Thousands of tourists have flocked to a tiny Aboriginal community in the remote West Kimberley to see traditional song and dance come to life at the annual Mowanjum Festival.

The event is more than a celebration, with local elders hoping that passing on their culture will help address one of the highest youth suicide rates in the country.

Manager of the Mowanjum Aboriginal Art and Culture Centre Jenny Wright said young people who learnt about their culture coped much better than those who did not.

“Children and young people who engage with their culture, who work with their elders, who get a lot of bush trips, who’re strongly grounded in culture do a lot better than kids who don’t….who are floating, are lost, are not grounded in anything,” she said.

“And they’re the ones who suffer and have suffered in the community.”

Vice chair of the arts centre Kirsty Burgu said the festival was as much about healing as it was about fun.

“It’s who we are as Aboriginals,” she said.

“That’s why we get all the kids together so they can learn their culture and they can be strong as individuals.”

The festival celebrates the traditional culture and dances of the Ngarinyin, Worrorra and Wunambal people of Mowanjum.

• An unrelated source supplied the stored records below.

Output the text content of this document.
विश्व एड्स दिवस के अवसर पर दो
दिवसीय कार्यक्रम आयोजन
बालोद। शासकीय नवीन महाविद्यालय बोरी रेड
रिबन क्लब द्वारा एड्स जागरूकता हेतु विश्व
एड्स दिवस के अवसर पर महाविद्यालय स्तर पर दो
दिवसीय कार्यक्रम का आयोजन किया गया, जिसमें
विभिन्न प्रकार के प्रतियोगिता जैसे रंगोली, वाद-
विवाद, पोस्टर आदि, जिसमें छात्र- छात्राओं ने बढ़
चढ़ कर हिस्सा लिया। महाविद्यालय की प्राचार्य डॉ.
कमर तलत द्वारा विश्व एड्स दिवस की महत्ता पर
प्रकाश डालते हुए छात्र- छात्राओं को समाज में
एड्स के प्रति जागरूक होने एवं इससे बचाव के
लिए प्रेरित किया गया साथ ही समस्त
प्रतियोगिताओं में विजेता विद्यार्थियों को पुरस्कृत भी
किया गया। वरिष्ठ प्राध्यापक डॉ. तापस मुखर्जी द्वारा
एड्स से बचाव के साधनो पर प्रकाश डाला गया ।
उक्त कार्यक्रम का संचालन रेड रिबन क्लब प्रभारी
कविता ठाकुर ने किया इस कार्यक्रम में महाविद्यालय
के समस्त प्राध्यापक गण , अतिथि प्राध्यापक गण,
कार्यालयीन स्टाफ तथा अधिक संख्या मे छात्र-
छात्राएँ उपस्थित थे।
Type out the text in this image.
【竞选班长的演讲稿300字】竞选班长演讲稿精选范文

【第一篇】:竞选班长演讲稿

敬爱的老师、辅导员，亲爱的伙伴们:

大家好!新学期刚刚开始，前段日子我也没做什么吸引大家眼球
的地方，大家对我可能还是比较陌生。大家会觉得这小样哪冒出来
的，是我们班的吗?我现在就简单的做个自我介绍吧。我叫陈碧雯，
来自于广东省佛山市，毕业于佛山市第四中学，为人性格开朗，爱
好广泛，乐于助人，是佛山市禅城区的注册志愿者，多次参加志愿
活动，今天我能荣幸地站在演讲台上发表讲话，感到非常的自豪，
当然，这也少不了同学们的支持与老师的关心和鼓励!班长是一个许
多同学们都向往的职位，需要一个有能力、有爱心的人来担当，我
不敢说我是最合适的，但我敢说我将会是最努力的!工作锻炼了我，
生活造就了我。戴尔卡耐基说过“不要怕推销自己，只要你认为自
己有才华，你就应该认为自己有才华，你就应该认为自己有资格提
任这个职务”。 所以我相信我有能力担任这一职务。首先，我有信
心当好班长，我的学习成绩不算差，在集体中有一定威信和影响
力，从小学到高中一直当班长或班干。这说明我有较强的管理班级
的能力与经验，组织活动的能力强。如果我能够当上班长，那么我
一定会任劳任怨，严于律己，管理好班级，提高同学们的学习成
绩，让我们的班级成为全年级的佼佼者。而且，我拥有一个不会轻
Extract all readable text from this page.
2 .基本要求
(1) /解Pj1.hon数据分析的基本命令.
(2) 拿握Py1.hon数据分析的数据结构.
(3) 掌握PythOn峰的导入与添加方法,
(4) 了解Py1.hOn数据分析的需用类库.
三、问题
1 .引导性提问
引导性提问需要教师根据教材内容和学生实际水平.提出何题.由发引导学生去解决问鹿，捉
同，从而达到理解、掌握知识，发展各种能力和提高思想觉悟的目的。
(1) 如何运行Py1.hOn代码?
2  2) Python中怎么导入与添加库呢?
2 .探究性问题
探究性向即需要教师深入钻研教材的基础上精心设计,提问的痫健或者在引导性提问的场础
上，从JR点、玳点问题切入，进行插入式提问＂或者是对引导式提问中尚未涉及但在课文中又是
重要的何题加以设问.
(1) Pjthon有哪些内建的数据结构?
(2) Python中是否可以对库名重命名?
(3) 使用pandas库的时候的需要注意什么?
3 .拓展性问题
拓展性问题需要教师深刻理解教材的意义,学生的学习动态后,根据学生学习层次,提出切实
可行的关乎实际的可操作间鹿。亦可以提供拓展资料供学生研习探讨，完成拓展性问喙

Ms Wright said while it was the 17th official festival, it was the continuation of a traditional event.

“At this time of the year the young people would show their elders they know their culture, so it’s a really beautiful continuation of a very old tradition,” she said.

The festival provides a rare opportunity to see the stories, or junba, performed by local language groups.

Visitors learn how to paint with ochre, play didgeridoo and carve pictures into boab tree nuts.

“It’s all about us, the community, showing our culture to the outside world because we’ve got a really good culture,” Ms Burgu said.

“We’ve got dancers and good stories and we’d like to share that with other people.”